General information
- Type: Powered hang glider
- National origin: Germany
- Manufacturer: Mini-Fly GmbH
- Status: Production completed

= Mini-Fly Set =

German powered hang glider

The Mini-Fly Set is a German powered hang glider that was designed and produced by Mini-Fly GmbH of Kirchardt. Now out of production, when it was available the aircraft was supplied complete and ready-to-fly.

==Design and development==
The aircraft features a cable-braced hang glider-style high-wing, weight-shift controls, single-place accommodation, foot-launching and landing and a single engine in pusher configuration.

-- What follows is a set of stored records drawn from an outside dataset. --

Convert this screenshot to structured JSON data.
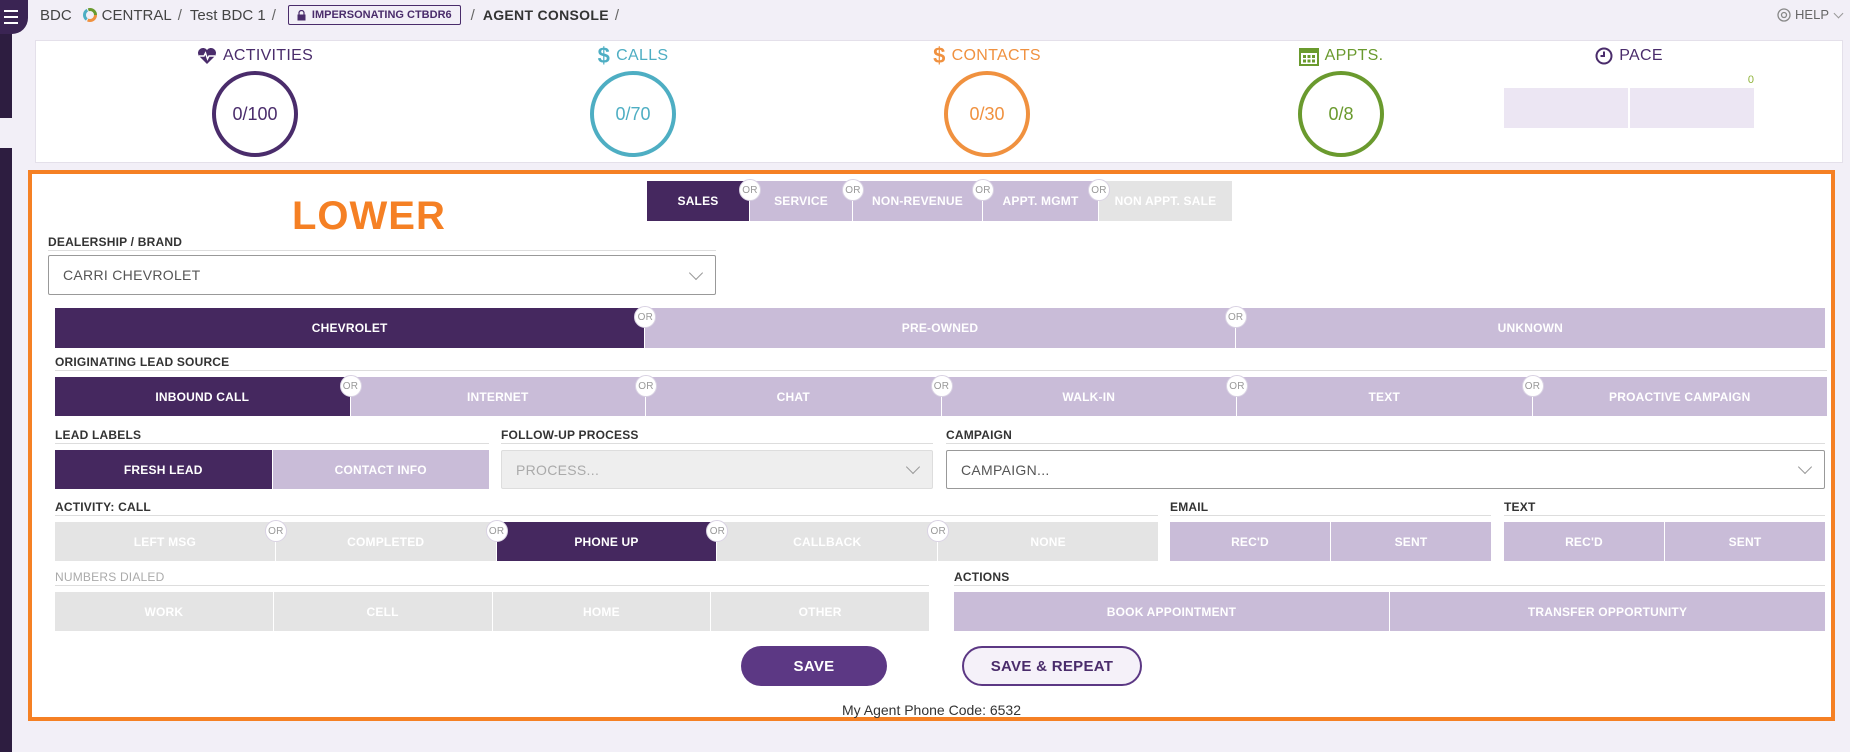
{
  "topbar": {
    "brand_left": "BDC",
    "brand_right": "CENTRAL",
    "crumb_account": "Test BDC 1",
    "impersonating": "IMPERSONATING CTBDR6",
    "page": "AGENT CONSOLE",
    "help": "HELP"
  },
  "stats": {
    "activities": {
      "label": "ACTIVITIES",
      "value": "0/100",
      "color": "#4a2c6b"
    },
    "calls": {
      "label": "CALLS",
      "value": "0/70",
      "color": "#4eaec3"
    },
    "contacts": {
      "label": "CONTACTS",
      "value": "0/30",
      "color": "#f0913f"
    },
    "appts": {
      "label": "APPTS.",
      "value": "0/8",
      "color": "#6a9a2e"
    },
    "pace": {
      "label": "PACE",
      "value": "0"
    }
  },
  "lower_label": "LOWER",
  "dept_tabs": [
    {
      "label": "SALES",
      "selected": true
    },
    {
      "label": "SERVICE",
      "selected": false
    },
    {
      "label": "NON-REVENUE",
      "selected": false
    },
    {
      "label": "APPT. MGMT",
      "selected": false
    },
    {
      "label": "NON APPT. SALE",
      "selected": false
    }
  ],
  "or_text": "or",
  "dealership": {
    "label": "DEALERSHIP / BRAND",
    "value": "CARRI CHEVROLET"
  },
  "brand_options": [
    {
      "label": "CHEVROLET",
      "selected": true
    },
    {
      "label": "PRE-OWNED",
      "selected": false
    },
    {
      "label": "UNKNOWN",
      "selected": false
    }
  ],
  "lead_source": {
    "label": "ORIGINATING LEAD SOURCE",
    "options": [
      "INBOUND CALL",
      "INTERNET",
      "CHAT",
      "WALK-IN",
      "TEXT",
      "PROACTIVE CAMPAIGN"
    ]
  },
  "lead_labels": {
    "label": "LEAD LABELS",
    "options": [
      "FRESH LEAD",
      "CONTACT INFO"
    ]
  },
  "follow_up": {
    "label": "FOLLOW-UP PROCESS",
    "placeholder": "PROCESS..."
  },
  "campaign": {
    "label": "CAMPAIGN",
    "placeholder": "CAMPAIGN..."
  },
  "activity": {
    "label": "ACTIVITY: CALL",
    "options": [
      "LEFT MSG",
      "COMPLETED",
      "PHONE UP",
      "CALLBACK",
      "NONE"
    ]
  },
  "email": {
    "label": "EMAIL",
    "options": [
      "REC'D",
      "SENT"
    ]
  },
  "text": {
    "label": "TEXT",
    "options": [
      "REC'D",
      "SENT"
    ]
  },
  "numbers_dialed": {
    "label": "NUMBERS DIALED",
    "options": [
      "WORK",
      "CELL",
      "HOME",
      "OTHER"
    ]
  },
  "actions": {
    "label": "ACTIONS",
    "options": [
      "BOOK APPOINTMENT",
      "TRANSFER OPPORTUNITY"
    ]
  },
  "save_label": "SAVE",
  "save_repeat_label": "SAVE & REPEAT",
  "phone_code_label": "My Agent Phone Code:",
  "phone_code_value": "6532",
  "colors": {
    "accent": "#45285f",
    "orange": "#f58024",
    "inactive": "#c9bcd8"
  }
}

The aircraft uses a standard hang glider wing, made from bolted-together aluminum tubing, with its double surface wing covered in Dacron sailcloth. The wing is supported by a single tube-type kingpost and uses an "A" frame control bar. The engine is a two-stroke, single cylinder Sachs 166 industrial engine of 14 hp driving a 3.4:1 reduction drive. The engine is mounted at the front of, and below the wing on a separate tube running parallel to the wing's keel tube. The 10 L fuel tank is mounted above and behind the engine. The two-bladed, wooden, fixed pitch propeller with a 134 cm diameter is located at the rear of the wing's keel tube and is protected from ground contact by a tail wheel mounted on a long aluminum tube. The propeller is driven by a long extension shaft.

The pilot may take off in the prone position or from a standing start as in a conventional hang glider hill launch.